A vítima terá prioridade máxima para a realização do exame de corpo de delito. Se houver impossibilidade de comparecimento, o perito deverá se deslocar até o local onde a pessoa se encontra. O laudo pericial, por sua vez, deverá ser concluído e enviado à autoridade policial em até dez dias corridos, prazo que pode ser prorrogado segundo o Código de Processo Penal.

Acolhimento e Capacitação de Profissionais

O projeto exige que unidades policiais e de saúde disponham de salas reservadas para acolhimento e atendimento multidisciplinar, respeitando a privacidade e intimidade das vítimas.
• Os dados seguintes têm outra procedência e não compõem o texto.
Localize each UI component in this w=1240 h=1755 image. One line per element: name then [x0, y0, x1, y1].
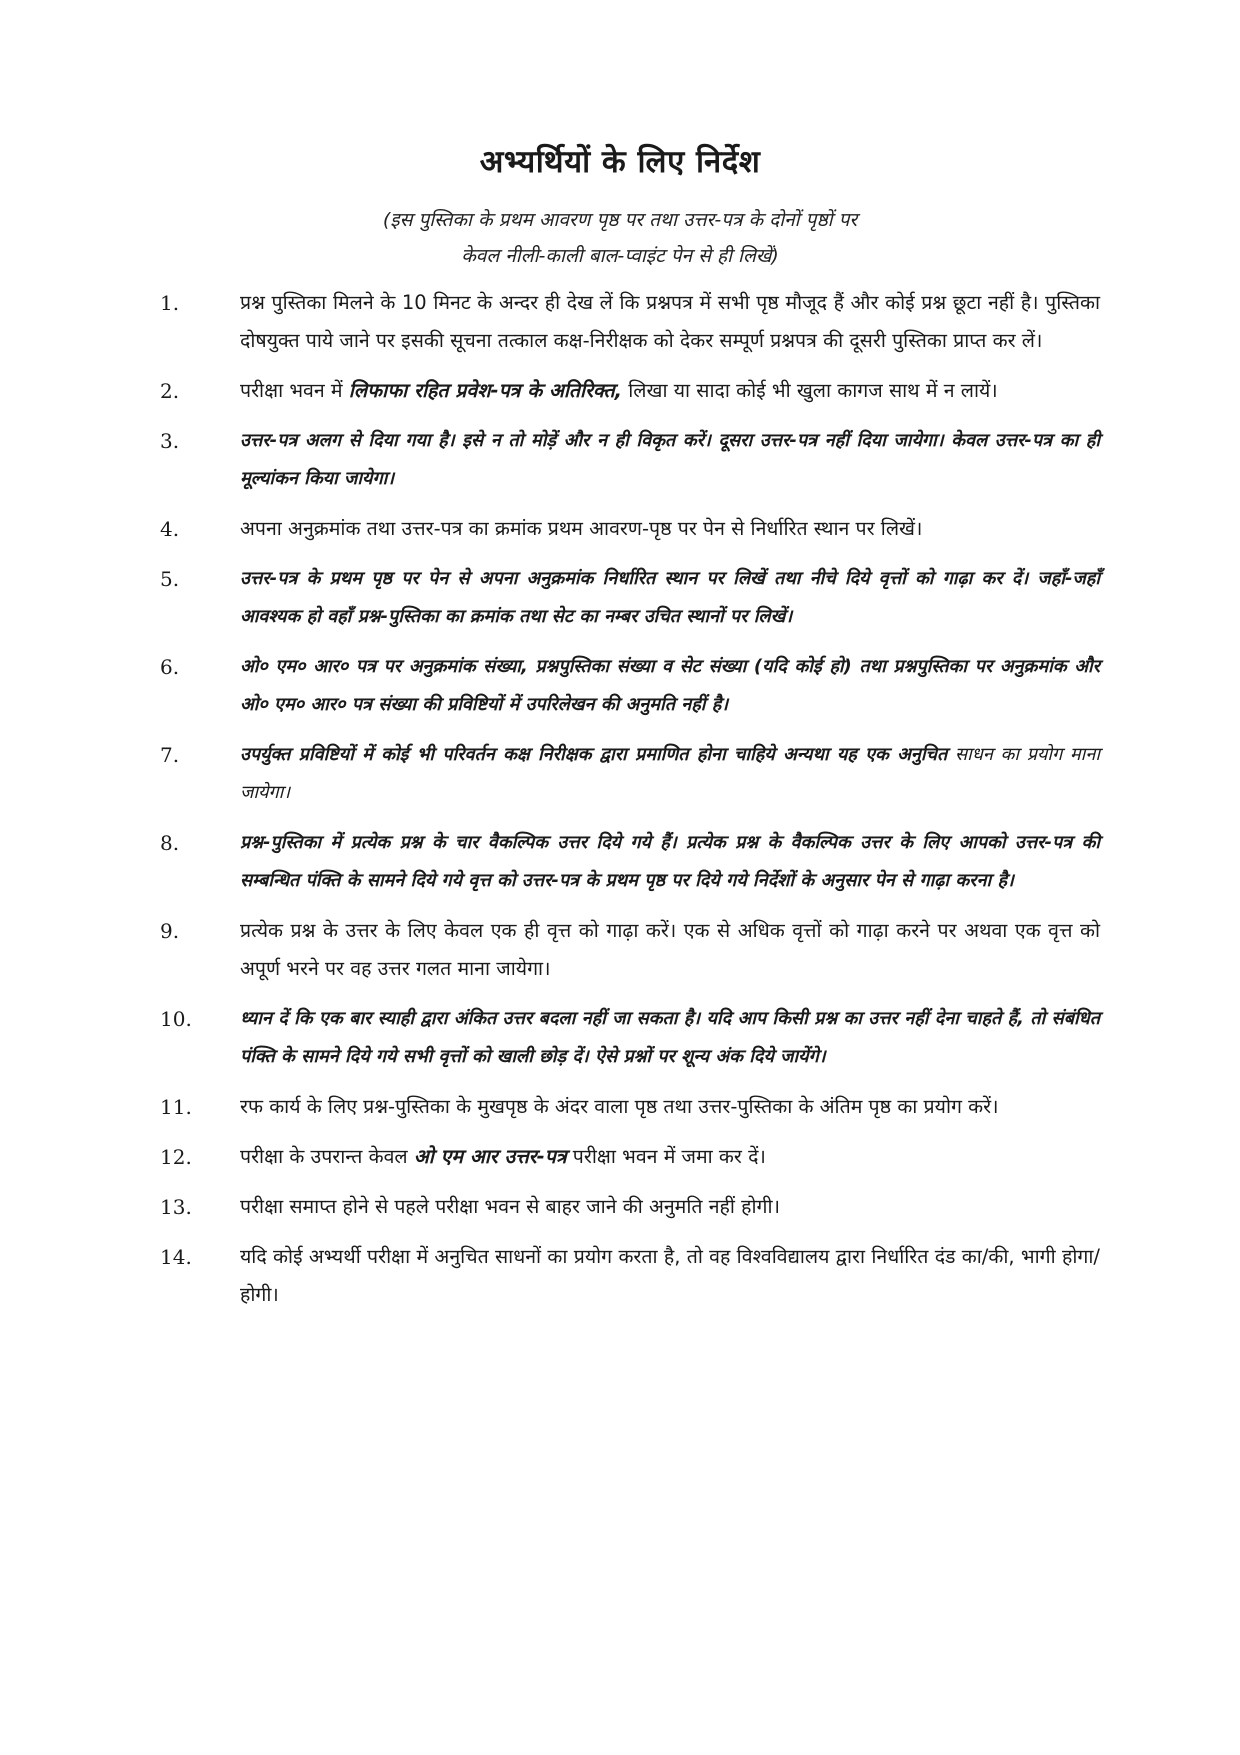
instruction-item-2 [160, 372, 1100, 410]
instruction-text: परीक्षा समाप्त होने से पहले परीक्षा भवन से बाहर जाने की अनुमति नहीं होगी। [240, 1195, 780, 1218]
instruction-text-emphasis: उपर्युक्त प्रविष्टियों में कोई भी परिवर्तन कक्ष निरीक्षक द्वारा प्रमाणित होना चाहिये अन्यथा यह एक अनुचित [240, 744, 948, 765]
instruction-text: यदि कोई अभ्यर्थी परीक्षा में अनुचित साधनों का प्रयोग करता है, तो वह विश्वविद्यालय द्वारा निर्धारित दंड का/की, भागी होगा/होगी। [240, 1245, 1100, 1306]
instruction-number: 2. [160, 379, 180, 403]
instruction-number: 14. [160, 1245, 192, 1269]
instruction-item-12 [160, 1138, 1100, 1176]
instruction-number: 1. [160, 291, 180, 315]
instruction-text: रफ कार्य के लिए प्रश्न-पुस्तिका के मुखपृष्ठ के अंदर वाला पृष्ठ तथा उत्तर-पुस्तिका के अंतिम पृष्ठ का प्रयोग करें। [240, 1095, 999, 1118]
instruction-item-13 [160, 1188, 1100, 1226]
instruction-number: 3. [160, 429, 180, 453]
instruction-text [240, 372, 1100, 410]
instruction-number: 9. [160, 919, 180, 943]
instruction-number: 12. [160, 1145, 192, 1169]
instruction-text [240, 736, 1100, 812]
instruction-text-emphasis: लिफाफा रहित प्रवेश-पत्र के अतिरिक्त, [348, 379, 623, 402]
subtitle-line-1: (इस पुस्तिका के प्रथम आवरण पृष्ठ पर तथा उत्तर-पत्र के दोनों पृष्ठों पर [382, 209, 858, 231]
instruction-item-10 [160, 1000, 1100, 1076]
instruction-number: 11. [160, 1095, 192, 1119]
instruction-item-4 [160, 510, 1100, 548]
instruction-text: प्रश्न-पुस्तिका में प्रत्येक प्रश्न के चार वैकल्पिक उत्तर दिये गये हैं। प्रत्येक प्रश्न के वैकल्पिक उत्तर के लिए आपको उत्तर-पत्र की सम्बन्धित पंक्ति के सामने दिये गये वृत्त को उत्तर-पत्र के प्रथम पृष्ठ पर दिये गये निर्देशों के अनुसार पेन से गाढ़ा करना है। [240, 832, 1100, 891]
instruction-item-3 [160, 422, 1100, 498]
instruction-number: 7. [160, 743, 180, 767]
instruction-text: प्रश्न पुस्तिका मिलने के 10 मिनट के अन्दर ही देख लें कि प्रश्नपत्र में सभी पृष्ठ मौजूद हैं और कोई प्रश्न छूटा नहीं है। पुस्तिका दोषयुक्त पाये जाने पर इसकी सूचना तत्काल कक्ष-निरीक्षक को देकर सम्पूर्ण प्रश्नपत्र की दूसरी पुस्तिका प्राप्त कर लें। [240, 291, 1100, 352]
instruction-text: ध्यान दें कि एक बार स्याही द्वारा अंकित उत्तर बदला नहीं जा सकता है। यदि आप किसी प्रश्न का उत्तर नहीं देना चाहते हैं, तो संबंधित पंक्ति के सामने दिये गये सभी वृत्तों को खाली छोड़ दें। ऐसे प्रश्नों पर शून्य अंक दिये जायेंगे। [240, 1008, 1100, 1067]
instruction-item-14 [160, 1238, 1100, 1314]
instruction-text-before: परीक्षा के उपरान्त केवल [240, 1145, 414, 1168]
instruction-item-11 [160, 1088, 1100, 1126]
instruction-number: 6. [160, 655, 180, 679]
instruction-text-after: परीक्षा भवन में जमा कर दें। [566, 1145, 766, 1168]
instruction-number: 8. [160, 831, 180, 855]
instruction-text-before: परीक्षा भवन में [240, 379, 349, 402]
instruction-item-1 [160, 284, 1100, 360]
instruction-item-5 [160, 560, 1100, 636]
instruction-item-9 [160, 912, 1100, 988]
instruction-text-after: साधन का प्रयोग माना जायेगा। [240, 744, 1100, 803]
instruction-number: 13. [160, 1195, 192, 1219]
instruction-text: उत्तर-पत्र अलग से दिया गया है। इसे न तो मोड़ें और न ही विकृत करें। दूसरा उत्तर-पत्र नहीं दिया जायेगा। केवल उत्तर-पत्र का ही मूल्यांकन किया जायेगा। [240, 430, 1100, 489]
instruction-text: अपना अनुक्रमांक तथा उत्तर-पत्र का क्रमांक प्रथम आवरण-पृष्ठ पर पेन से निर्धारित स्थान पर लिखें। [240, 517, 923, 540]
instruction-text: उत्तर-पत्र के प्रथम पृष्ठ पर पेन से अपना अनुक्रमांक निर्धारित स्थान पर लिखें तथा नीचे दिये वृत्तों को गाढ़ा कर दें। जहाँ-जहाँ आवश्यक हो वहाँ प्रश्न-पुस्तिका का क्रमांक तथा सेट का नम्बर उचित स्थानों पर लिखें। [240, 568, 1100, 627]
instruction-text: ओ० एम० आर० पत्र पर अनुक्रमांक संख्या, प्रश्नपुस्तिका संख्या व सेट संख्या (यदि कोई हो) तथा प्रश्नपुस्तिका पर अनुक्रमांक और ओ० एम० आर० पत्र संख्या की प्रविष्टियों में उपरिलेखन की अनुमति नहीं है। [240, 656, 1100, 715]
subtitle-line-2: केवल नीली-काली बाल-प्वाइंट पेन से ही लिखें) [461, 245, 779, 267]
instruction-text: प्रत्येक प्रश्न के उत्तर के लिए केवल एक ही वृत्त को गाढ़ा करें। एक से अधिक वृत्तों को गाढ़ा करने पर अथवा एक वृत्त को अपूर्ण भरने पर वह उत्तर गलत माना जायेगा। [240, 919, 1100, 980]
instruction-item-6 [160, 648, 1100, 724]
instruction-text-emphasis: ओ एम आर उत्तर-पत्र [413, 1145, 567, 1168]
instruction-item-7 [160, 736, 1100, 812]
page-title: अभ्यर्थियों के लिए निर्देश [479, 144, 761, 180]
instruction-number: 4. [160, 517, 180, 541]
instruction-number: 5. [160, 567, 180, 591]
instruction-list [160, 284, 1100, 1326]
instruction-number: 10. [160, 1007, 192, 1031]
instruction-text [240, 1138, 1100, 1176]
instruction-text-after: लिखा या सादा कोई भी खुला कागज साथ में न लायें। [622, 379, 998, 402]
instruction-item-8 [160, 824, 1100, 900]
Além disso, a vítima deverá ser informada, de forma clara e acessível, sobre todos os seus direitos, incluindo acesso a atendimento médico, psicológico e assistência social.

Profissionais de saúde e segurança pública envolvidos no atendimento receberão treinamento específico e periódico, com foco na não revitimização. Em localidades sem perícia oficial, peritos não oficiais poderão ser nomeados e capacitados. Para crianças e adolescentes, o Conselho Tutelar será comunicado e poderá autorizar procedimentos necessários, especialmente em casos de dificuldade de contato com pais ou responsáveis.

Reflexos para o Norte de Minas

A aprovação deste protocolo nacional terá um impacto direto nas cidades do Norte de Minas, incluindo Montes Claros e municípios vizinhos. Hospitais como a Santa Casa e o Hospital Universitário Clemente de Faria, bem como as delegacias locais, especialmente a Delegacia Especializada de Atendimento à Mulher (DEAM), precisarão se adequar integralmente às novas diretrizes.

A capacitação de médicos e agentes de segurança pública na região será fundamental para garantir que o atendimento seja humanizado e eficaz, evitando a revitimização. A exigência de salas reservadas e a prioridade na perícia representam um avanço significativo para as vítimas de violência em uma região que enfrenta desafios no acesso a serviços especializados. A medida visa fortalecer a rede de proteção e auxiliar na punição de agressores, integrando a coleta de provas ao atendimento emergencial, um gargalo histórico no sistema.